I don’t think he’s your typical anti hero though, as an anti hero was often just a cool bad ass. Instead of bucking the hero trend the anti hero had become the standard in many ways. It had become a hollow satire, a veneer painted onto bland characters in an attempt to make them appear unique and exciting.
Black Snow was never meant to be that. He was meant to mock that, taking what made the anti hero cool and turning it on its face. His issues weren’t just window dressing meant to give the character a cool factor. They are meant to be real problems which hold the character down.
He’s angry, drunk, weak, greedy, ignorant, selfish, petty, dependent, lazy and just plain flawed. He’s not extraordinary, if anything he may be under average. That’s why I find him relatable. He’s you if you tried to be a superhero. He’s all your failures in life set in a more fantastical world.
And I think that is all more clear on this page than ever before. Not just because of the way he is wallowing sadly at a bar, just like any of us might. Pay attention to his body and think about the superheroes you generally see. Dude is slight. If you hadn’t noticed it in his earlier scenes where he looked small next to Elephant Boy or a random black bum, you can certainly see he is smaller than Brad, an average cop.
Superheroes almost never come in regular size, just jumbo. He’s no shrimp, slightly taller than Eric and towering over his teenage sidekick, but he isn’t large. I didn’t ever want to make him an unfit joke though (that’s Elephant Boy), so he’s actually in pretty good shape for a chain smoking alcoholic in his late 30s.
I love the visual comparison between beaten down Black Snow and clean cut Brad. They’ve got a good dichotomy going, and I’m glad they finally get a scene together. They did not have enough scenes together in the original comic (only a single scene in issue one if memory serves). The first scene of issue 7 was going to be a long one of Brad visiting Black Snow at the hospital before we decided to start things over.
It’s going to be fun to see their relationship play out.

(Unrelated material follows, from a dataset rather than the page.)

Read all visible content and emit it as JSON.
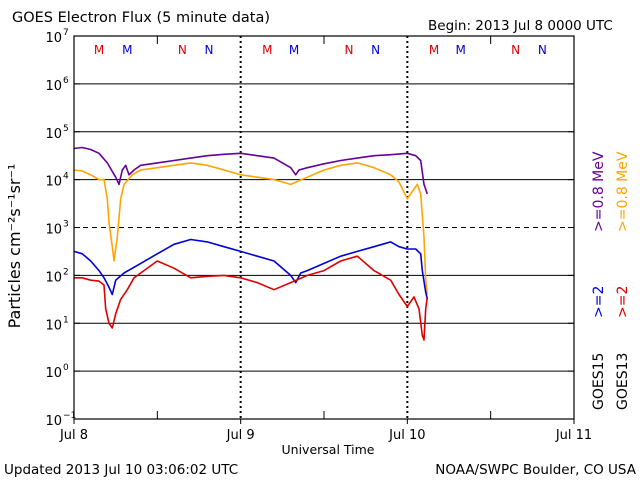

On a final note, that first panel is something I’ve been striving for since my very first drawing of Black Snow (well, the second in truth, which was him basically in the same pose but not as well drawn and without the same impact). One of the best parts of drawing a webcomic is that no one tells you what to do. I can keep altering my approach and style as much as I want. I could draw this photo realistically if I wanted in one panel and as a Warner Bros. style cartoon in the next.
So I will continue to experiment and hopefully improve as I find my style in this crazy comic world, and maybe you’ll continue to join me for the ride.